Translate

venerdì 10 gennaio 2014

Arabi in Libia

Pubblicato il 19 dicembre 2011
Mentre la Tunisia sembra avviata a un dopo-dittatura relativamente sereno e in Egitto rivoluzione e restaurazione si menano come dei fabbri per strada, con l’unicità di scontri nei quali l’esercito combatte tirando mobili, pietre e suppellettili, in Libia dove è caduta la terza dittatura nordafricana la situazione è relativamente calma, ma non fa progressi evidenti.

Nocciolo del problema è la composizione del CNT, il “parlamento” che dirige e comanda il governo di Jalil è un organismo segreto e già questa è un’anomalia notevole per un paese che vorrebbe arrivare al più presto alla democrazia. Un segreto mantenuto per “motivi di sicurezza” si dice, che ormai non regge più, tanto che lunedì scorso Jalil ha annunciato che i nomi dei membri del CNT sarebbero stati resi noti.


Un’opacità che protegge un groviglio di personaggi dalle storie diverse, impegnati ognuno per suo conto a perseguire un’agenda propria, quando non coordinata e sponsorizzata dall’Occidente o da altri paesi che in Libia cercano di mettere piede o di conservarvelo.



Tra le più ingombranti, ora vanno scemando l’influenza e l’operatività della NATO s’avanza quella del Qatar, così ingombrante e vicina alle fazioni islamiche da spingere Sarkozy a lamentarsene pubblicamente. Il Qatar in Libia è presente militarmente, economicamente e ha persino siglato un accordo per formare il nuovo sistema giudiziario e questo forse è il segnale più inquietante, visto che il pur “liberale” Qatar resta una monarchia assoluta nella quale non esiste stato di diritto e i diritti umani sono una barzelletta.

Che il Qatar agisca per conto degli al Khalifa o dell’Arabia Saudita nascosta dietro il paravento del Consiglio di Cooperazione del Golfo, poco importa, si nota una strategia aggressiva a un dispiegamento di risorse e iniziative impressionanti, non ultima quella che ha visto apparire la prima televisione privata libica.
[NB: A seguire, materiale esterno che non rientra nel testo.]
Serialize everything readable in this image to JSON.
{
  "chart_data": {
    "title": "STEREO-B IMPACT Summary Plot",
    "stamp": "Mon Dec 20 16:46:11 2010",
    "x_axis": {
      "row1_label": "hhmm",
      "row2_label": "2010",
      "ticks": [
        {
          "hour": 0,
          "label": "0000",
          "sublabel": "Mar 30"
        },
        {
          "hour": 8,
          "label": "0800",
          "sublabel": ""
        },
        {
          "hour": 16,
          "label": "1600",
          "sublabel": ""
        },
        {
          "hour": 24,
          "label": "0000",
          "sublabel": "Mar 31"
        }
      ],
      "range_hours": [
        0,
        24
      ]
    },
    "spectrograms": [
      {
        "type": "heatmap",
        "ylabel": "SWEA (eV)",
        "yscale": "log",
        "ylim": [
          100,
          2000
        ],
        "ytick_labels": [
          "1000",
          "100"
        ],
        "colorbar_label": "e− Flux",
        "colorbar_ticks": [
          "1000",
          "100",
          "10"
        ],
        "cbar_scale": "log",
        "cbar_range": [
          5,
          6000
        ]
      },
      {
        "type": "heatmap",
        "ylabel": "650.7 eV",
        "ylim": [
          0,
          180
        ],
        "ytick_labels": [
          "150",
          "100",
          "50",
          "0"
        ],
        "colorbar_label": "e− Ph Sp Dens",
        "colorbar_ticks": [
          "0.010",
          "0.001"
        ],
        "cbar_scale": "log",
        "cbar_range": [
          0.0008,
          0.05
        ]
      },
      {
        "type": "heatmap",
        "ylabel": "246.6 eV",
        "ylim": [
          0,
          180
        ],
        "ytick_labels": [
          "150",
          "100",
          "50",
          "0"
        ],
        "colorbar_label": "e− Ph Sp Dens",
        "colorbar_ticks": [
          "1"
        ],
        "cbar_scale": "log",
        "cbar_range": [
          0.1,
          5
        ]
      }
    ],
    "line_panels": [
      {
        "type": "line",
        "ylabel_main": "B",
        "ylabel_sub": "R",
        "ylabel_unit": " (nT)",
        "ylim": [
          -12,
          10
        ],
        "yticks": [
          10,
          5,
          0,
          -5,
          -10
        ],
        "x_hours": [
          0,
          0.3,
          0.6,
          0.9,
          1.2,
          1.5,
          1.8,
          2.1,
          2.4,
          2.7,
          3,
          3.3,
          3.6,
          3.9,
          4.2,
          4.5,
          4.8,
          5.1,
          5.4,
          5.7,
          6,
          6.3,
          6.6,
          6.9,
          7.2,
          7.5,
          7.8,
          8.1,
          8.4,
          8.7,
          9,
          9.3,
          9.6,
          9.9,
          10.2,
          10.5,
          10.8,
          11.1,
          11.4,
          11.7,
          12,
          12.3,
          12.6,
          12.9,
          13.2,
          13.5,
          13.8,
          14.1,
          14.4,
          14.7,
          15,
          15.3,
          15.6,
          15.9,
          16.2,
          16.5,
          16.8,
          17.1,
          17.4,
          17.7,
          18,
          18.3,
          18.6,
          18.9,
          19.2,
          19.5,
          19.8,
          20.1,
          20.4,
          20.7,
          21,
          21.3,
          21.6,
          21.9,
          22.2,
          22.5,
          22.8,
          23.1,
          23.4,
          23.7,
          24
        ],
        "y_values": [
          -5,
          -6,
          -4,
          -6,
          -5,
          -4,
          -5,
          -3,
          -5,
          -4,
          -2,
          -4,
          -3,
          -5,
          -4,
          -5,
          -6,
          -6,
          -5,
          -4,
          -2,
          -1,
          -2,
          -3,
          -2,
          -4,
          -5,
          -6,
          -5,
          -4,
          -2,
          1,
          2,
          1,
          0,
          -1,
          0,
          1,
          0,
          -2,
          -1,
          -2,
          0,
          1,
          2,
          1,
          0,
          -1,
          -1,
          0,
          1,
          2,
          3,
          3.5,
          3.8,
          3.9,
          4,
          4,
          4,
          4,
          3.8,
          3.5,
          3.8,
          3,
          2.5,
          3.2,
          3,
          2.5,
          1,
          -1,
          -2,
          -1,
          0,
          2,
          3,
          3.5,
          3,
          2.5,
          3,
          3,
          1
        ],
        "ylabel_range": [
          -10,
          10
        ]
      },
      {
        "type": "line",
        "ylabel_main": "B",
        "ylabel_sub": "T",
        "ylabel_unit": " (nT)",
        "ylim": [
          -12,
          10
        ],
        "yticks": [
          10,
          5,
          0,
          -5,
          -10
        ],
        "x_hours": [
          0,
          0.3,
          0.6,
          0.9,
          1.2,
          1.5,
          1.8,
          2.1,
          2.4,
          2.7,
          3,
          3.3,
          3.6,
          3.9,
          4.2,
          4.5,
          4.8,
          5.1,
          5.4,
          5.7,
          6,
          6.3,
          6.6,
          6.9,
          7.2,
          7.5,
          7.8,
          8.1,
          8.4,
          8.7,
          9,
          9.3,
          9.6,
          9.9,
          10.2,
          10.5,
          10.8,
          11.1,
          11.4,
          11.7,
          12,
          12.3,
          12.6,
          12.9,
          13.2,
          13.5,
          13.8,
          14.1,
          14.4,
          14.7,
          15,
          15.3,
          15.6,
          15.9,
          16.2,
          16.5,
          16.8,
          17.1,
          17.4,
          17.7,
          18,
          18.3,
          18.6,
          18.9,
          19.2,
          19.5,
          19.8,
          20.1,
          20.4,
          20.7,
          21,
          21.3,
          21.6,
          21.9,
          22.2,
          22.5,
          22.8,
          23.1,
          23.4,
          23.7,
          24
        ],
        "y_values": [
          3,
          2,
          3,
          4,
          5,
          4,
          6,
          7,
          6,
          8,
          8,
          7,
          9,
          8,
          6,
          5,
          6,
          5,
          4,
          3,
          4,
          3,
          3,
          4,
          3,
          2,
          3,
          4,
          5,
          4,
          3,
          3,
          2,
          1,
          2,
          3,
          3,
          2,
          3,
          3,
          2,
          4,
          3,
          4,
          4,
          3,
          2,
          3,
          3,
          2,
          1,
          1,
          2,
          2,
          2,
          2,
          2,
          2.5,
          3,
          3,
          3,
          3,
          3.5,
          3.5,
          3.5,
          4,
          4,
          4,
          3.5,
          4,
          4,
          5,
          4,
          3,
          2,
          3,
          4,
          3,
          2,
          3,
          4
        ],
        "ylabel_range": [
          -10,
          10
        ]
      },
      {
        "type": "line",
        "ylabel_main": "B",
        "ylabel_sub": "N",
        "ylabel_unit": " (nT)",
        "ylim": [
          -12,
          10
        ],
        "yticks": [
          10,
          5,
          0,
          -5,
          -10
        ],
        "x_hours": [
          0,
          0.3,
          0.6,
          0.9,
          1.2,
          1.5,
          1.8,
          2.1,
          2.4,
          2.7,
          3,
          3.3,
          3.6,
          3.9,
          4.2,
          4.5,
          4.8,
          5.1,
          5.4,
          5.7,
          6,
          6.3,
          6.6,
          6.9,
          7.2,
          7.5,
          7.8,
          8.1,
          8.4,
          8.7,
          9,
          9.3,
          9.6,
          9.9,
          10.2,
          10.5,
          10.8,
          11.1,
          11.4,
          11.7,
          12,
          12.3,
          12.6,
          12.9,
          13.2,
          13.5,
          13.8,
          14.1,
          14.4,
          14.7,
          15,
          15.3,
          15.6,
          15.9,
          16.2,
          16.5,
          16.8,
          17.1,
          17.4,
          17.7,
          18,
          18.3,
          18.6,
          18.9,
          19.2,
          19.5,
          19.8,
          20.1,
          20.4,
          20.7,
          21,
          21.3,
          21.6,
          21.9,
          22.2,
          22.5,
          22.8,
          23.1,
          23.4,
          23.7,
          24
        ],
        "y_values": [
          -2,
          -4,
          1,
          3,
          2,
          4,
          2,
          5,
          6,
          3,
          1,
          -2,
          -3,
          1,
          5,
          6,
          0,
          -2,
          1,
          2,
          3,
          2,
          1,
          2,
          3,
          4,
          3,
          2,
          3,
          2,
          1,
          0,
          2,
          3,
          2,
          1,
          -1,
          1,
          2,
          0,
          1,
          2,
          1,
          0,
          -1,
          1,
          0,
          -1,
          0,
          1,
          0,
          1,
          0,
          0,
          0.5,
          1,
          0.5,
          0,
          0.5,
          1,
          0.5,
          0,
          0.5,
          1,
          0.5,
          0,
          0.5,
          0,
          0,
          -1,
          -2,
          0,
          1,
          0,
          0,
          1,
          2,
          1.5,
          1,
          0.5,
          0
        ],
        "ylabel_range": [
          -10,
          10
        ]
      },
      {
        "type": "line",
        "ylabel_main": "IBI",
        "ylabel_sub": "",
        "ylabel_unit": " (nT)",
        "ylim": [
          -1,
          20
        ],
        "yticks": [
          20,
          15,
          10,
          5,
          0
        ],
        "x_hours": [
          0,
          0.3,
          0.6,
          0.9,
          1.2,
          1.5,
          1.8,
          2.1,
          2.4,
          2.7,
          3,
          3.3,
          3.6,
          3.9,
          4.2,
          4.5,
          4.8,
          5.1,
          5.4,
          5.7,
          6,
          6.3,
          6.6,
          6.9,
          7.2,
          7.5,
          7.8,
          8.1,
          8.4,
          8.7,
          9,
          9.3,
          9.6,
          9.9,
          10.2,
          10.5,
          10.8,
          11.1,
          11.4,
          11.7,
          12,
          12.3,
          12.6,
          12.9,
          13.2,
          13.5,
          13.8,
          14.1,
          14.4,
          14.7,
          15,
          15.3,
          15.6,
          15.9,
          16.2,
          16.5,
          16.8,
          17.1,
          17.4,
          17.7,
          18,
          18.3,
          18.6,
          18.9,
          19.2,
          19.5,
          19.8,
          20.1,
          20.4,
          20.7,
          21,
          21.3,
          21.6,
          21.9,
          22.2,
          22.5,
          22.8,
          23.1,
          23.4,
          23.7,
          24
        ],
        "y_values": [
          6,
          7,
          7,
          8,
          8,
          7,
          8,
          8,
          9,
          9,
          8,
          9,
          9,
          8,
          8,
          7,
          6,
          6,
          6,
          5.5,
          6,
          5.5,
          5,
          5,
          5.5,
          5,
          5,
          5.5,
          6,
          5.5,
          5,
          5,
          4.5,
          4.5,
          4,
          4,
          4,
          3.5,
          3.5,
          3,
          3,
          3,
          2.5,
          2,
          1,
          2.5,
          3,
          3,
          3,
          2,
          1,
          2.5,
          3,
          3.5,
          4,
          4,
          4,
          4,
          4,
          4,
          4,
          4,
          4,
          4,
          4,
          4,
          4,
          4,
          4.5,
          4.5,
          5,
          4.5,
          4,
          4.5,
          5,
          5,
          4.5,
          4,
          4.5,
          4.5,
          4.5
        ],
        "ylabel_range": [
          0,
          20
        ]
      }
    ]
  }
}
L’evidenza è quella di un progetto d’ingerenza che va ben oltre la vendetta per gli sgarbi di Gheddafi.

Finanziata dal Qatar e diretta dal famoso ex-direttore di al Jazeera Waddah Khanfar, dimessosi perché i cable di Wikileaks lo hanno mostrato al mondo come uno zerbino degli americani e dell’emiro, oltre ad illuminare la natura di al Jazeera come “strumento” a disposizione dei governi amici.


Una presenza poco gradita a molti libici, che già mal sopportano le rivalità regionali e tribali che si stanno consolidando nel dopo-rivoluzione. Se infatti il governo sta perdendo il consenso della regione di Bengasi, motore iniziale della rivoluzione, le milizie di Misurata e di Zintan sembrano essersi alleate e disposte a mantenere il controllo della capitale e di diversi punti strategici fino a che non sarà chiaro che succede. Tanto diffidenti sono quelli di Zintan, che si tengono stretto anche Saif Gheddafi. Che hanno catturato loro e che dicono cederanno alle legittime autorità libiche non appena saranno state formate. Di Saif i giornalisti inglesi hanno scoperto una tesi scritta quando studiava in Gran Bretagna, nella quale il poverino ha tratto e legittimato il perfetto caso di studio dell’ingerenza umanitaria, identica a quella che ha spazzato la sua famiglia dal potere.

L’ormai prossimo arrivo dei soldi sequestrati al regime precedente potrebbe innescare violenze, anche perché la contabilità dello stato di questi tempi non è meno opaca del CNT e non si capisce proprio come molti commentatori abbiano già potuto dichiarare il “missione compiuta” a fronte di tali e tante incognite.

In mezzo a tanti dubbi sul futuro, l’Italia ha comunque rinnovato in fretta il trattato firmato da Gheddafi e Berlusconi. Il fatto che in questa occasione sia stato il libico Jalil ad augurare a Monti: “Spero proprio che supererete questo momento di crisi” rende perfettamente l’idea dei tempi e del peso del nostro paese sul futuro della nuova Libia.